8:37 AM, Jul 23, 2008 • By JOHN MCCORMACK
Widget tooltip
Single Page Print Larger Text Smaller Text Alerts

John McCain is drawing criticism for the following exchange with Katie Couric:

COURIC: Sen. McCain, Sen. Obama says, while the increased number of US troops contributed to increased security in Iraq, he also credits the Sunni awakening and the Shiite government going after militias. And says that there might have been improved security even without the surge. What's your response to that?

MCCAIN: I don't know how you respond to something that is such a false depiction of what actually happened. Colonel McFarlane was contacted by one of the major Sunni sheiks. Because of the surge we were able to go out and protect that sheik and others.

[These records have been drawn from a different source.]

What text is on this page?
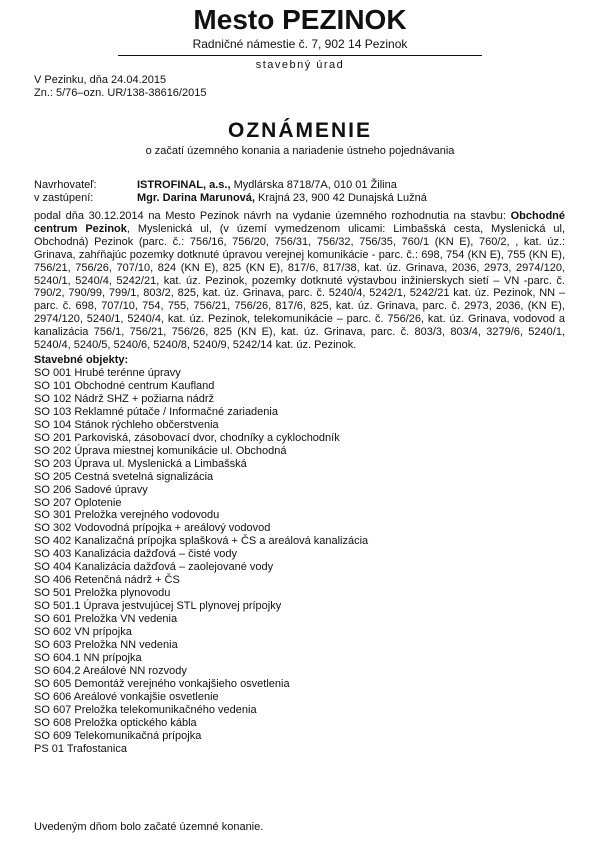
Mesto PEZINOK
Radničné námestie č. 7, 902 14 Pezinok
stavebný úrad
V Pezinku, dňa 24.04.2015
Zn.: 5/76–ozn. UR/138-38616/2015
OZNÁMENIE
o začatí územného konania a nariadenie ústneho pojednávania
Navrhovateľ:	ISTROFINAL, a.s., Mydlárska 8718/7A, 010 01 Žilina
v zastúpení:	Mgr. Darina Marunová, Krajná 23, 900 42 Dunajská Lužná
podal dňa 30.12.2014 na Mesto Pezinok návrh na vydanie územného rozhodnutia na stavbu: Obchodné centrum Pezinok, Myslenická ul, (v území vymedzenom ulicami: Limbašská cesta, Myslenická ul, Obchodná) Pezinok (parc. č.: 756/16, 756/20, 756/31, 756/32, 756/35, 760/1 (KN E), 760/2, , kat. úz.: Grinava, zahŕňajúc pozemky dotknuté úpravou verejnej komunikácie - parc. č.: 698, 754 (KN E), 755 (KN E), 756/21, 756/26, 707/10, 824 (KN E), 825 (KN E), 817/6, 817/38, kat. úz. Grinava, 2036, 2973, 2974/120, 5240/1, 5240/4, 5242/21, kat. úz. Pezinok, pozemky dotknuté výstavbou inžinierskych sietí – VN -parc. č. 790/2, 790/99, 799/1, 803/2, 825, kat. úz. Grinava, parc. č. 5240/4, 5242/1, 5242/21 kat. úz. Pezinok, NN – parc. č. 698, 707/10, 754, 755, 756/21, 756/26, 817/6, 825, kat. úz. Grinava, parc. č. 2973, 2036, (KN E), 2974/120, 5240/1, 5240/4, kat. úz. Pezinok, telekomunikácie – parc. č. 756/26, kat. úz. Grinava, vodovod a kanalizácia 756/1, 756/21, 756/26, 825 (KN E), kat. úz. Grinava, parc. č. 803/3, 803/4, 3279/6, 5240/1, 5240/4, 5240/5, 5240/6, 5240/8, 5240/9, 5242/14 kat. úz. Pezinok.
Stavebné objekty:
SO 001 Hrubé terénne úpravy
SO 101 Obchodné centrum Kaufland
SO 102 Nádrž SHZ + požiarna nádrž
SO 103 Reklamné pútače / Informačné zariadenia
SO 104 Stánok rýchleho občerstvenia
SO 201 Parkoviská, zásobovací dvor, chodníky a cyklochodník
SO 202 Úprava miestnej komunikácie ul. Obchodná
SO 203 Úprava ul. Myslenická a Limbašská
SO 205 Cestná svetelná signalizácia
SO 206 Sadové úpravy
SO 207 Oplotenie
SO 301 Preložka verejného vodovodu
SO 302 Vodovodná prípojka + areálový vodovod
SO 402 Kanalizačná prípojka splašková + ČS a areálová kanalizácia
SO 403 Kanalizácia dažďová – čisté vody
SO 404 Kanalizácia dažďová – zaolejované vody
SO 406 Retenčná nádrž + ČS
SO 501 Preložka plynovodu
SO 501.1 Úprava jestvujúcej STL plynovej prípojky
SO 601 Preložka VN vedenia
SO 602 VN prípojka
SO 603 Preložka NN vedenia
SO 604.1 NN prípojka
SO 604.2 Areálové NN rozvody
SO 605 Demontáž verejného vonkajšieho osvetlenia
SO 606 Areálové vonkajšie osvetlenie
SO 607 Preložka telekomunikačného vedenia
SO 608 Preložka optického kábla
SO 609 Telekomunikačná prípojka
PS 01 Trafostanica
Uvedeným dňom bolo začaté územné konanie.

And it began the Anbar awakening.

As Frederick Kagan wrote in September 2007: "Anbari tribal leaders did begin to turn against AQI in their areas last year before the surge began, but not before Colonel Sean MacFarland began to apply in Ramadi the tactics and techniques that are the basis of the current strategy in Baghdad."

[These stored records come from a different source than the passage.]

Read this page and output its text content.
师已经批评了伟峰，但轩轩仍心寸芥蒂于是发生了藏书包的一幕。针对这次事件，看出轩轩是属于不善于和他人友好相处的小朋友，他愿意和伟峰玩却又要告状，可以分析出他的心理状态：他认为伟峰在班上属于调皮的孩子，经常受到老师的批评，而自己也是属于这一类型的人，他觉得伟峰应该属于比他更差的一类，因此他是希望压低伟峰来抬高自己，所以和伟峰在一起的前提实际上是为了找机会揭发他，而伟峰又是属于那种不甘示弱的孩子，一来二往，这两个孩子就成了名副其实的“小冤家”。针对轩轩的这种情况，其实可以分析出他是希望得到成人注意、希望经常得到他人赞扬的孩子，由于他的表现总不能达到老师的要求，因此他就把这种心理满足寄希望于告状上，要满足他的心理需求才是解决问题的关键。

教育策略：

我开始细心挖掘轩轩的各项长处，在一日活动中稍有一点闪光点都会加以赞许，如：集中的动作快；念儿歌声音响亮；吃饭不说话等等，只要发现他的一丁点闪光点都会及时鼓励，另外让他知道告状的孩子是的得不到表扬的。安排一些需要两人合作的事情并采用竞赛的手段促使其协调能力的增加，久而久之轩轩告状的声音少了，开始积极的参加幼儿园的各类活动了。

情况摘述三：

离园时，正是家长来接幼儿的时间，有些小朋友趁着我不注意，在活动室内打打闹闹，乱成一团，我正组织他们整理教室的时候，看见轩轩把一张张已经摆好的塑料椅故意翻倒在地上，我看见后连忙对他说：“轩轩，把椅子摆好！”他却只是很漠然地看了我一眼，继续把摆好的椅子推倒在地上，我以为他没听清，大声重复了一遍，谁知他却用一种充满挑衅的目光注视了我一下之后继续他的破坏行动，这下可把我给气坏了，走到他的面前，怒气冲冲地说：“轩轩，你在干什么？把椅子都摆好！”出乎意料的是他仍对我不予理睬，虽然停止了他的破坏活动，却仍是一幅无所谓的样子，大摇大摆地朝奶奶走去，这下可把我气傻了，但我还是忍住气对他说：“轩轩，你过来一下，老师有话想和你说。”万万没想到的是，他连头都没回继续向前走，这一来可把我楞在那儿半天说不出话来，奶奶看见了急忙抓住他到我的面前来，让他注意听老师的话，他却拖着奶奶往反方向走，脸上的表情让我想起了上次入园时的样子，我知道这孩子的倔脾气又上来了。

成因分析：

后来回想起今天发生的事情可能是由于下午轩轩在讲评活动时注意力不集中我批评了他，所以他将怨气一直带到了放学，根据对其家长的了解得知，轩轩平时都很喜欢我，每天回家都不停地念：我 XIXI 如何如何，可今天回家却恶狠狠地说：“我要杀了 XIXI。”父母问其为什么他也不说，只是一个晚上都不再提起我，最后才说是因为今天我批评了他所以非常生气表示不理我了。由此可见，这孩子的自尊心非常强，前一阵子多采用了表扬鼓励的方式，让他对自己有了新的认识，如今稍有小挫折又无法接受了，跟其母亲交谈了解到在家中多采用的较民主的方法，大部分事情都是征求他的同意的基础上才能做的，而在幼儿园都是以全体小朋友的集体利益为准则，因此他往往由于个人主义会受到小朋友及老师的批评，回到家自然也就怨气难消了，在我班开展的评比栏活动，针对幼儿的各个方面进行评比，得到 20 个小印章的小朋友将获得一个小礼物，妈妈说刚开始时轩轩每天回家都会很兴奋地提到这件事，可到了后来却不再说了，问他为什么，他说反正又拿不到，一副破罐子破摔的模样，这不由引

If McCain was saying that Col. McFarland's counterinsurgency approach "began the Anbar Awakening" then that's pretty much on the mark. The "surge" after all is often shorthand for both the addition of U.S. troops as well as the adoption of a counterinsurgency strategy.

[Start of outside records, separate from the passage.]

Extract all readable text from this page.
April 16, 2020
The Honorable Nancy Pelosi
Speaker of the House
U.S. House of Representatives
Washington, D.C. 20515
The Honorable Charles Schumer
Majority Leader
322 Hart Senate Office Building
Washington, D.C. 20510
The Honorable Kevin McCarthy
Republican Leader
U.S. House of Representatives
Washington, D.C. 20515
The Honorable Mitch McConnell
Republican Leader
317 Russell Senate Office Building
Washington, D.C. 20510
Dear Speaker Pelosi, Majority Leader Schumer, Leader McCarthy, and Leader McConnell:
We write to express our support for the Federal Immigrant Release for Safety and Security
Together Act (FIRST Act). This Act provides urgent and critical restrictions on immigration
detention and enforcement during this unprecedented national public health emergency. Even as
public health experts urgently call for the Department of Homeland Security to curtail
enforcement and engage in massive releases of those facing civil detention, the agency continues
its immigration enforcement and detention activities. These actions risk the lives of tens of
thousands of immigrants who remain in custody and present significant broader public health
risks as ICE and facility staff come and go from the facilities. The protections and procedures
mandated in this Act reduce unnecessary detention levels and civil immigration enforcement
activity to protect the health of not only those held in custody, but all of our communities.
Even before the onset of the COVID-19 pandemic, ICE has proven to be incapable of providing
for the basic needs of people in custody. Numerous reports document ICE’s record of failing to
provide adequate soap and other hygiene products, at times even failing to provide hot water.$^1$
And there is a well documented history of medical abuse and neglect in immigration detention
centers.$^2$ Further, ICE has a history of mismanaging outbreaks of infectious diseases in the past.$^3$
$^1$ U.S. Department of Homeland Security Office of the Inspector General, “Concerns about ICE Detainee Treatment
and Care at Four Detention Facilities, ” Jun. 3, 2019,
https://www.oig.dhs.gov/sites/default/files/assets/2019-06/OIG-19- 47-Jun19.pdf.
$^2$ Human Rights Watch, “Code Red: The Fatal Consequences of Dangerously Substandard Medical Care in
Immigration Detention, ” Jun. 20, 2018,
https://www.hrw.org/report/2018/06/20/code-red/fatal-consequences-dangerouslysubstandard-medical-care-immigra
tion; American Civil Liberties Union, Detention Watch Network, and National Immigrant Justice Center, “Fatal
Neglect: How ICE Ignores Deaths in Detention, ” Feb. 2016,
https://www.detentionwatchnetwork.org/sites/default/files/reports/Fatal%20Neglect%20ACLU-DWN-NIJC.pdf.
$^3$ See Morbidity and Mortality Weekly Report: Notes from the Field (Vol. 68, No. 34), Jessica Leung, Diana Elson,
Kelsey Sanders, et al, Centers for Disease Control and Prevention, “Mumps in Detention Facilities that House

Of course, the official "surge" was ordered by President Bush in January 2007--four months after the Awakening began. Some are pointing to this statement as proof that McCain gets "his facts all wrong", as Matthew Yglesias writes.

But Yglesias's colleague Marc Ambinder writes that a charitable reading of McCain's statement is "that the surge helped the Anbar Awakening to succeed because the shieks could actually be protected."

Indeed, the surge did not midwife the Anbar Awakening--it kept the Awakening from being strangled in the crib. Here's how the Washington Post characterized a November 2006 Marine intelligence report on Anbar:

The U.S. military is no longer able to defeat a bloody insurgency in western Iraq or counter al-Qaeda's rising popularity there [...]

Moreover, most Sunnis now believe it would be unwise to count on or help U.S. forces because they are seen as likely to leave the country before imposing stability.

So two months after the Awakening began, Anbar looked hopeless. Yet Yglesias contends that the surge was not largely responsible for the progress in that province:

This specific timing issue aside, we can see here the larger point that McCain doesn't actually seem to know what the surge was. But the surge troops were overwhelmingly sent to increase the level of manpower in Baghdad (i.e., not where the Anbar Awakening happened)

But Fallujah--in Anbar--is about 30 miles west of Baghdad. That's the distance between Washington D.C. and Dulles airport. Might not U.S. forces killing terrorists in Baghdad have reduced the level of violence in Fallujah as well as 30 miles farther west in Ramadi?

Furthermore, two additional Marine battalions were sent to Anbar, and it wasn't until they were deployed and the counterinsurgency implemented that the Anbar Awakening flourished.

The Awakening, Kagan wrote,

proceeded slowly and fitfully for most of 2006 and, indeed, into 2007. But when Colonel John Charlton's brigade relieved MacFarland's in Ramadi and was joined by two additional Marine battalions (part of the surge) elsewhere in Anbar, the "awakening" began to accelerate very rapidly. At the start of 2007 there were only a handful of Anbaris in the local security forces. By the summer there were over 14,000. [...] The fact is that neither the surge nor the turn of the tribal leaders would in itself have been enough to turn Anbar around - both were necessary, and will remain so for some time.